I chopped a few carrots and a few more stalks of celery to add to the pot along with a couple of bay leaves, a couple shakes of cumin (‘cause I’m on a cumin kick lately), salt, pepper, the chicken carcass and enough water to cover it all.
It boiled; it simmered for about 30-45 minutes. I poured the whole thing through a metal sieve and didn’t feel like finishing the soup. So I let the broth sit in a glass bowl overnight and refrigerated the pulled chicken (minus a couple forkfuls).
The broth tasted oily – stupid chicken carcass – so I skimmed off what I could the next morning and then shrugged my shoulders before sautéing another diced onion, some diced celery and garlic along with some salt and pepper.

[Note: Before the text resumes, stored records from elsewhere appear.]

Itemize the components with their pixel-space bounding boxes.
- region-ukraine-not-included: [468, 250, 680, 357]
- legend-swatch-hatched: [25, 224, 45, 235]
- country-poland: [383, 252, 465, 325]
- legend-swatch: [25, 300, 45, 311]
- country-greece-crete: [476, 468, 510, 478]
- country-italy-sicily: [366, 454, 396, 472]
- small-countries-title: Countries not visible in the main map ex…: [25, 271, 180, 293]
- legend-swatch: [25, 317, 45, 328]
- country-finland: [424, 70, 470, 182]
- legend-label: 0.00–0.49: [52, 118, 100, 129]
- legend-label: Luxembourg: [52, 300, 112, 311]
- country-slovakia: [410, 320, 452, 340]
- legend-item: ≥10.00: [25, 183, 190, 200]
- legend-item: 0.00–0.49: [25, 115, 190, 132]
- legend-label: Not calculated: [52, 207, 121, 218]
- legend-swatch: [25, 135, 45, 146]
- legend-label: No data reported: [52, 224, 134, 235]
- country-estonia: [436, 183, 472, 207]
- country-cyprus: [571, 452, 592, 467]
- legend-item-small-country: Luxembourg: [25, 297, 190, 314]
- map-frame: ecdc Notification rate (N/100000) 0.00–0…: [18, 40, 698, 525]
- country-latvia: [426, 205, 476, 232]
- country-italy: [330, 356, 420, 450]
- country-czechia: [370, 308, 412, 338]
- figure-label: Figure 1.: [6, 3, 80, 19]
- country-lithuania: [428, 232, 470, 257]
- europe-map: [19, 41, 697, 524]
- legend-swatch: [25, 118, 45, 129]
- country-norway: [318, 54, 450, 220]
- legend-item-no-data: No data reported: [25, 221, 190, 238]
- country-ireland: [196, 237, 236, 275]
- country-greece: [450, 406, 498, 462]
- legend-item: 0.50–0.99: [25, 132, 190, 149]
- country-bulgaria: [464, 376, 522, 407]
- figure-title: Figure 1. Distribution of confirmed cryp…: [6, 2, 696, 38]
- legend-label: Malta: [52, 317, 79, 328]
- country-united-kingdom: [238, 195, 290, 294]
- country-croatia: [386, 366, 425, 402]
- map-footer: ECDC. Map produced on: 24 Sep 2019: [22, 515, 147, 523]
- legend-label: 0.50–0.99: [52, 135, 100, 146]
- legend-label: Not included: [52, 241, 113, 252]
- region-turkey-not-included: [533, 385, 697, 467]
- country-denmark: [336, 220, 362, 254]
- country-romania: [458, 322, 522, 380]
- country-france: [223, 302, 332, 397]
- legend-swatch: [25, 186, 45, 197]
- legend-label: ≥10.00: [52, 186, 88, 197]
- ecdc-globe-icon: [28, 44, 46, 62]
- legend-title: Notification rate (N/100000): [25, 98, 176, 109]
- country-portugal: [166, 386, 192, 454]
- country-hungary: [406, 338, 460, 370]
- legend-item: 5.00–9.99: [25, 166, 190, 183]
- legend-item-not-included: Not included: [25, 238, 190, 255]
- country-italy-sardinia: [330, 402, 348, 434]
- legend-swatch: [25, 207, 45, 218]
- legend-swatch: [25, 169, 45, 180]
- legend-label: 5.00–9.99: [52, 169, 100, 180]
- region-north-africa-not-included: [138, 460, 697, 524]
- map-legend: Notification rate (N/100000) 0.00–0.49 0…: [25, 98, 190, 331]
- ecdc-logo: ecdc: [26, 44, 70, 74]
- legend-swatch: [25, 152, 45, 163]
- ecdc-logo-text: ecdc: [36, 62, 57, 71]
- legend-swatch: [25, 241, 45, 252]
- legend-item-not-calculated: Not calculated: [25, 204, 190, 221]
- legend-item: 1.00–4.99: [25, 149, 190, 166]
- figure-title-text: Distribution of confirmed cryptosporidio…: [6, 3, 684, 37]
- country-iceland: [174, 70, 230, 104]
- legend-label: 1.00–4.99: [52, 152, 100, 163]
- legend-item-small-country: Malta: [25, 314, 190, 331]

While that was sizzling, I chopped up some carrots and celery into appropriate bite-sized pieces. I’ve got corn I cooked over the summer but I’m saving that for a corn chowder in the next soup experiment. How much carrots and celery? Whatever you think looks good in proportion to the broth, chicken and noodles you’re going to add. Some people like a lot of vegetables, some like more noodles. Do what you want.
When my version of a mirepoix was perfect, I poured in the broth and brought it back to a boil. I tossed in the chicken pieces and some extra wide egg noodles. It cooked for about 8 minutes or so – whatever the noodle cooking time was.
As I ladled my soupy goodness into plastic containers, I realized I needed more broth. The noodles soaked up more of it than I anticipated. What I had was more like a stew with a little broth than an actual soup. A trip to grocery store netted me a couple boxes of premade chicken stock which I added to the individual soup containers.
A short cool down later and they joined the roasted pepper/garlic/tomato soup already in the freezer. I’ve taken a couple to lunch and they’ve been thawed and heated for dinners. Not bad. My version needed something – maybe because my mental chicken-soup benchmark (for good or ill) is Campbell’s and that tastes pretty salty. Maybe more herbs or spices next time. Maybe not as long for the chicken carcass or a better cleaned carcass.
We’ll see what happens. One of the fun things about making your own soup is that each batch will be slightly different.
Next up on the soup agenda: potato soup, corn chowder soup and more pepper/garlic/tomato soup (maybe a bisque version this time). Yum.